The Urban Birding Champion
One person who’s been extolling the virtues of urban birding for years is David Lindo. Under the moniker of “The Urban Birder”, David is a regular on UK TV, radio and print media, preaching the gospel of urban birding (and by extension other wildlife) to as wide a congregation as possible.
It’s a laudable goal… goodness knows people embroiled in the chaos and hubbub of modern city life could do with some re-connection to the natural world. It lifts the spirits, calms the soul and adds a healthy dollop of perspective to counteract the trials of urban living.
Urban Birding: A Self-help Guide
David’s latest book “How to be an Urban Birder”, published as part of the Wild-Guides series by Princeton University Press, is all about encouraging more people to watch birds in urban areas.

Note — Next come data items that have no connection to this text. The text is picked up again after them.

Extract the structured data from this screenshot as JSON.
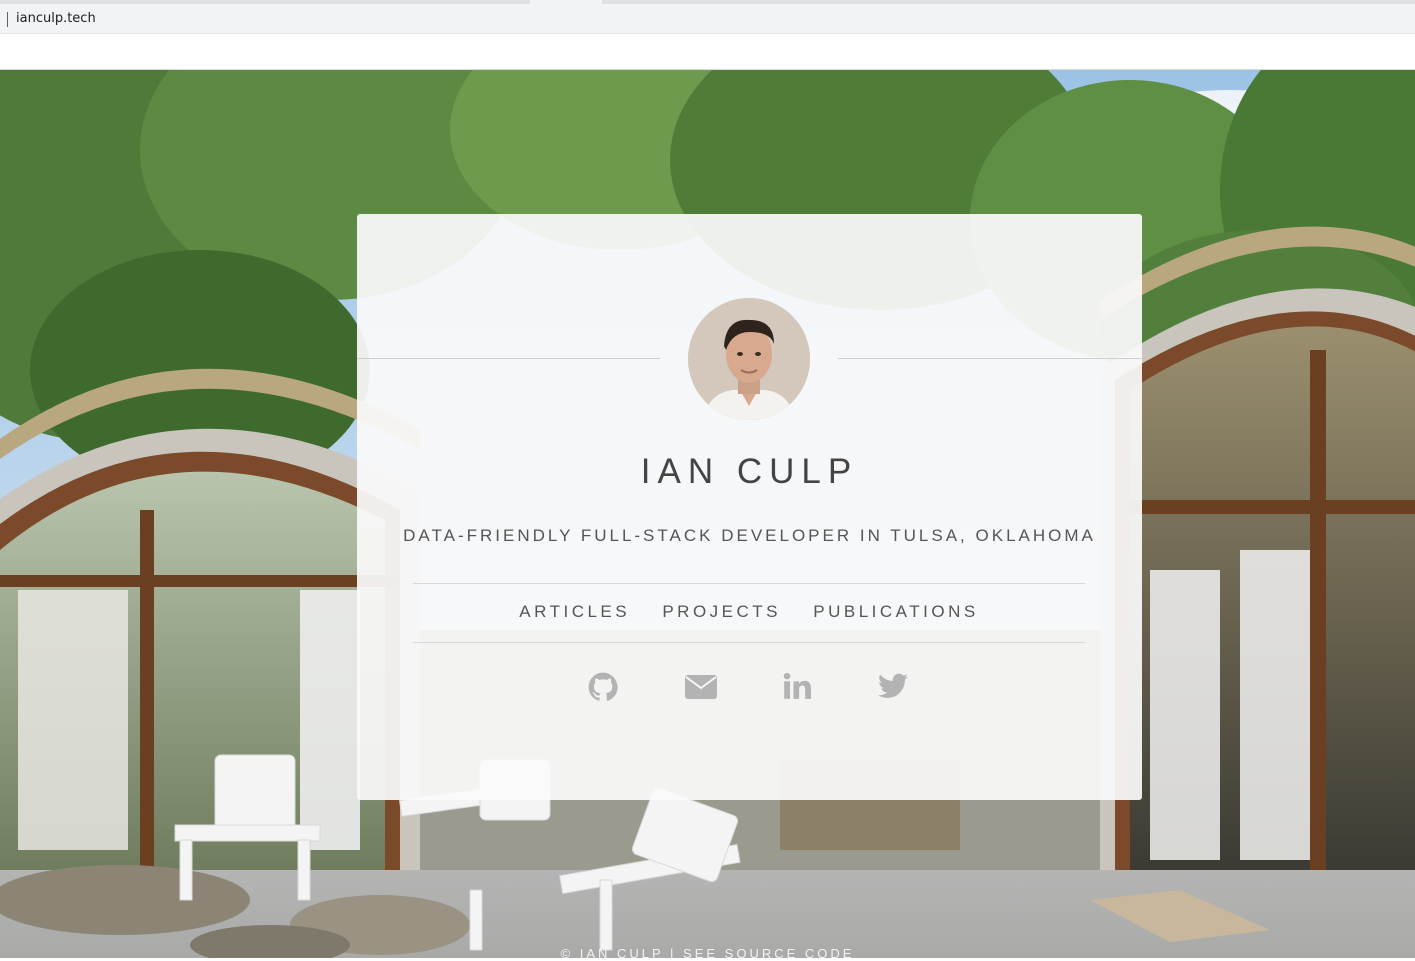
{
  "browser": {
    "url": "ianculp.tech"
  },
  "profile": {
    "name": "IAN CULP",
    "tagline": "DATA-FRIENDLY FULL-STACK DEVELOPER IN TULSA, OKLAHOMA"
  },
  "nav": {
    "articles": "ARTICLES",
    "projects": "PROJECTS",
    "publications": "PUBLICATIONS"
  },
  "social": {
    "icons": [
      "github-icon",
      "envelope-icon",
      "linkedin-icon",
      "twitter-icon"
    ],
    "icon_color": "#b3b3b3"
  },
  "footer": {
    "text": "© IAN CULP | SEE SOURCE CODE"
  },
  "colors": {
    "card_bg": "#fafafa",
    "text": "#444444",
    "rule": "#cfcfcf"
  }
}
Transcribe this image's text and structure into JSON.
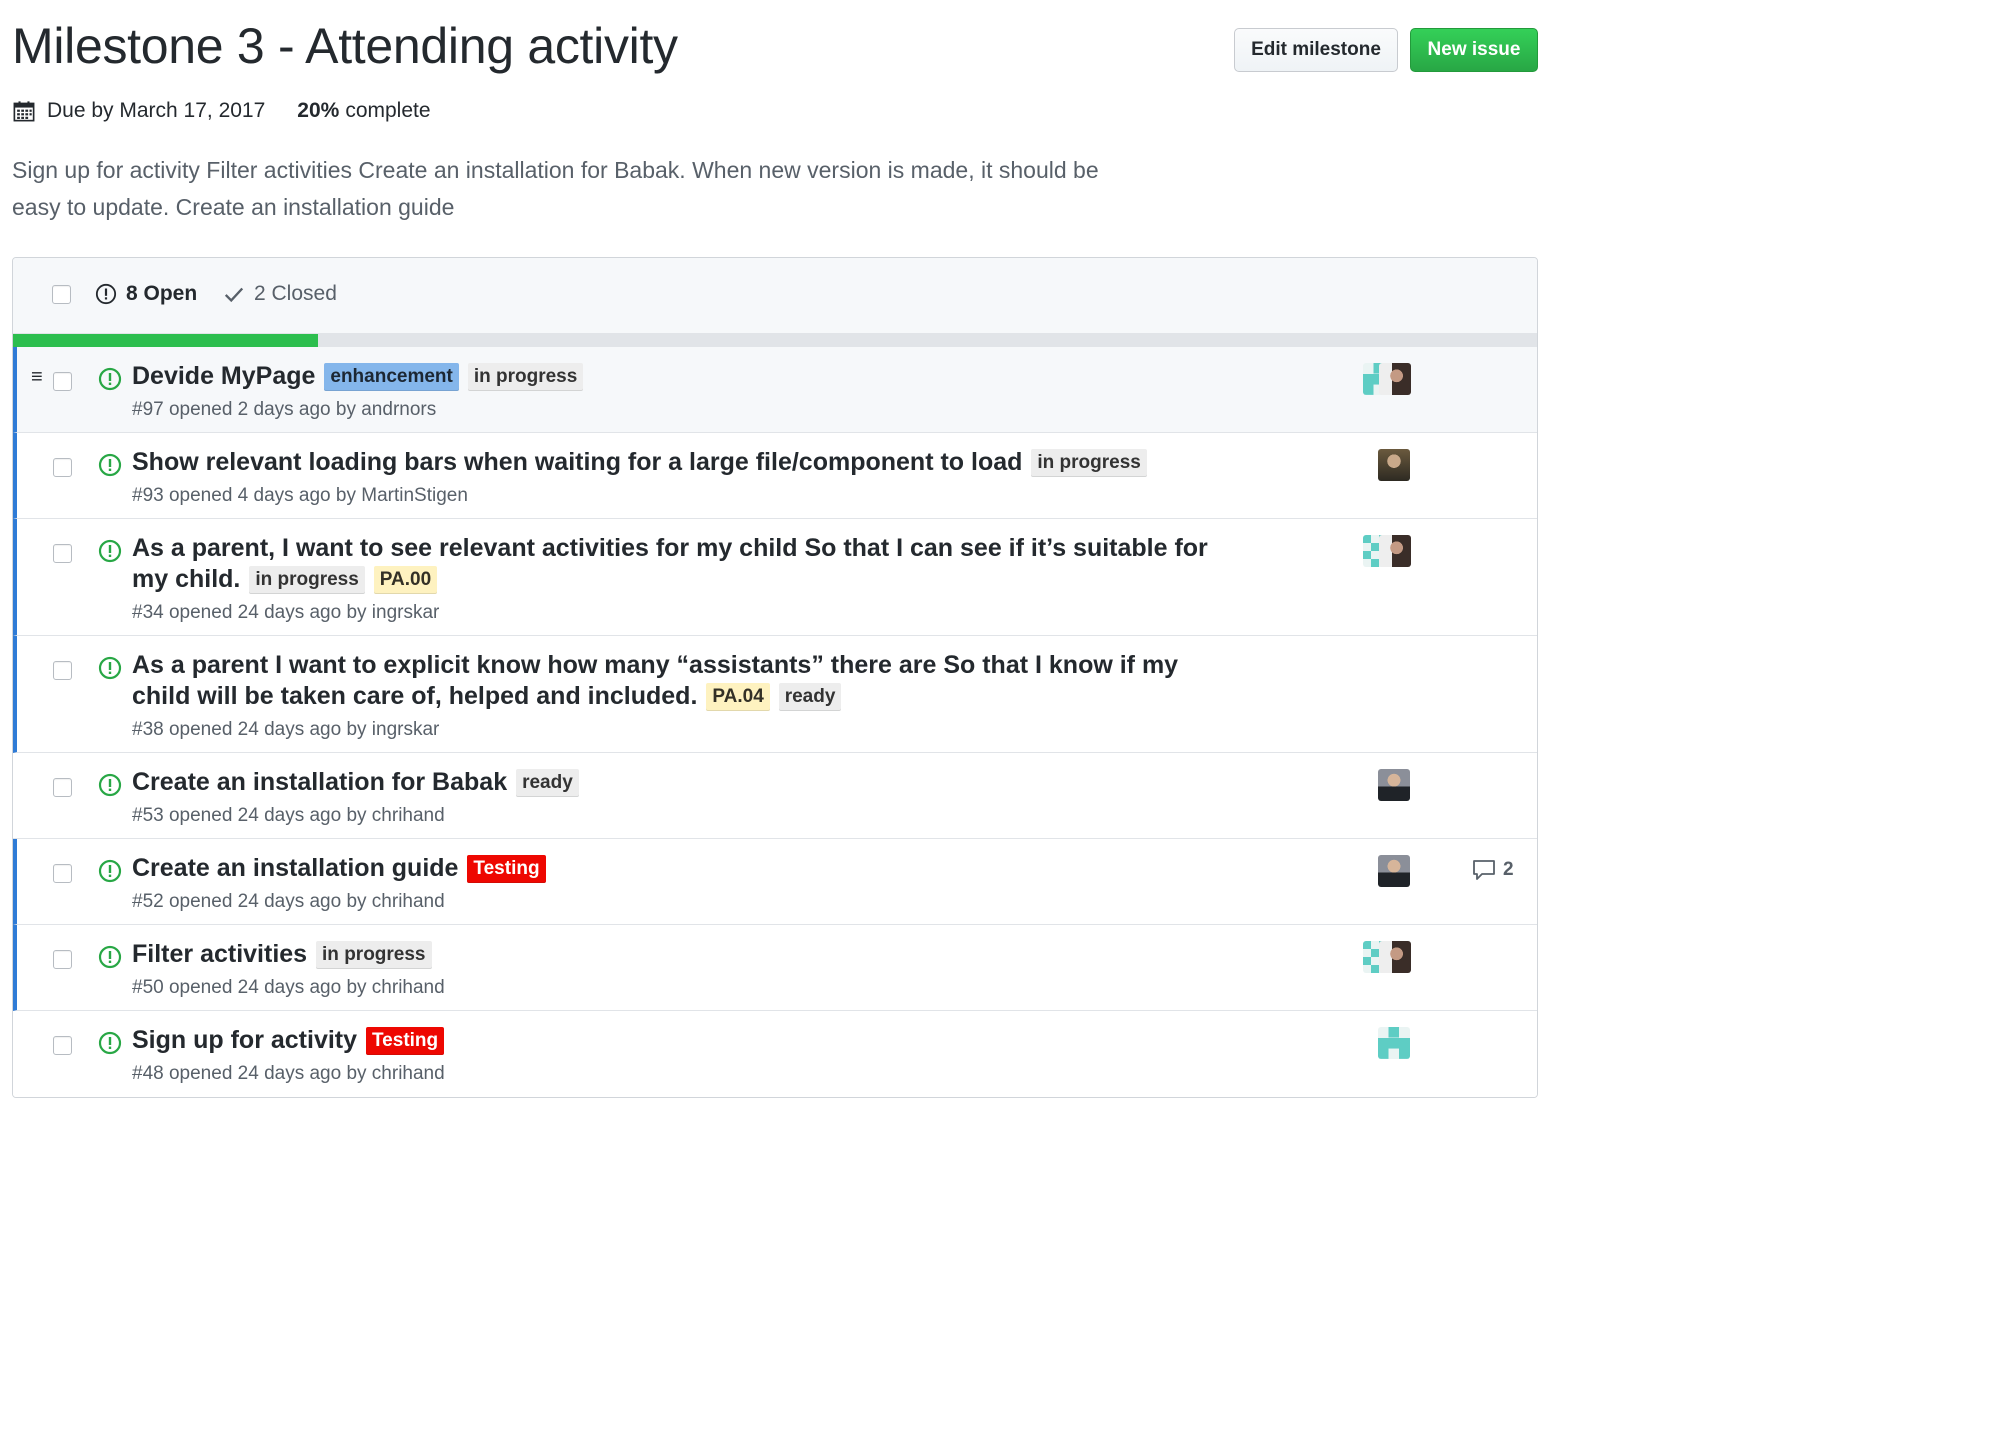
{
  "milestone": {
    "title": "Milestone 3 - Attending activity",
    "due": "Due by March 17, 2017",
    "percent": "20%",
    "percent_label": "complete",
    "progress_fraction": 0.2,
    "description": "Sign up for activity Filter activities Create an installation for Babak. When new version is made, it should be easy to update. Create an installation guide"
  },
  "buttons": {
    "edit": "Edit milestone",
    "new_issue": "New issue"
  },
  "states": {
    "open": "8 Open",
    "closed": "2 Closed"
  },
  "colors": {
    "open_icon": "#28a745",
    "progress": "#2cbe4e",
    "in_progress_bar": "#2f7bd6",
    "label_enhancement": "#84b6eb",
    "label_gray": "#ededed",
    "label_pa": "#fef2c0",
    "label_testing": "#ee0701"
  },
  "issues": [
    {
      "title": "Devide MyPage",
      "labels": [
        "enhancement",
        "in progress"
      ],
      "meta": "#97 opened 2 days ago by andrnors"
    },
    {
      "title": "Show relevant loading bars when waiting for a large file/component to load",
      "labels": [
        "in progress"
      ],
      "meta": "#93 opened 4 days ago by MartinStigen"
    },
    {
      "title": "As a parent, I want to see relevant activities for my child So that I can see if it’s suitable for my child.",
      "labels": [
        "in progress",
        "PA.00"
      ],
      "meta": "#34 opened 24 days ago by ingrskar"
    },
    {
      "title": "As a parent I want to explicit know how many “assistants” there are So that I know if my child will be taken care of, helped and included.",
      "labels": [
        "PA.04",
        "ready"
      ],
      "meta": "#38 opened 24 days ago by ingrskar"
    },
    {
      "title": "Create an installation for Babak",
      "labels": [
        "ready"
      ],
      "meta": "#53 opened 24 days ago by chrihand"
    },
    {
      "title": "Create an installation guide",
      "labels": [
        "Testing"
      ],
      "meta": "#52 opened 24 days ago by chrihand",
      "comments": "2"
    },
    {
      "title": "Filter activities",
      "labels": [
        "in progress"
      ],
      "meta": "#50 opened 24 days ago by chrihand"
    },
    {
      "title": "Sign up for activity",
      "labels": [
        "Testing"
      ],
      "meta": "#48 opened 24 days ago by chrihand"
    }
  ]
}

It is more a “self-help” style guide than a step-by-step instruction manual. You won’t find prescriptive lists of actions here. Instead, David covers the basics in a logical sequence, delivering relevant information on the various aspects of urban birding: from looking at various urban habitats and some of the birds you’re likely to see there (David is a UK-based birder, so there’s a natural UK bias here); to choosing bird-watching equipment like binoculars, spotting scopes and clothing; and fieldcraft tips to help you get closer to birds you find, the book covers all the essentials. It’s peppered throughout with references to David’s own urban birding experiences to both
While the writing doesn’t always flow as cleanly as it might, that’s more than made up for by David’s boundless enthusiasm for the topic. There is little new here for the seasoned birder — but then it’s important to remember that’s not David’s intended audience. For people with a budding interest in watching the birds around them, particularly those in urban environments, this should prove a very useful guide.
One other aspect of the book that deserves a mention are the superb visuals. It’s packed with great photographs and excellent illustrations.
“How to be an Urban Birder” by David Lindo is published by Princeton University Press and is available now online and from all good bookshops.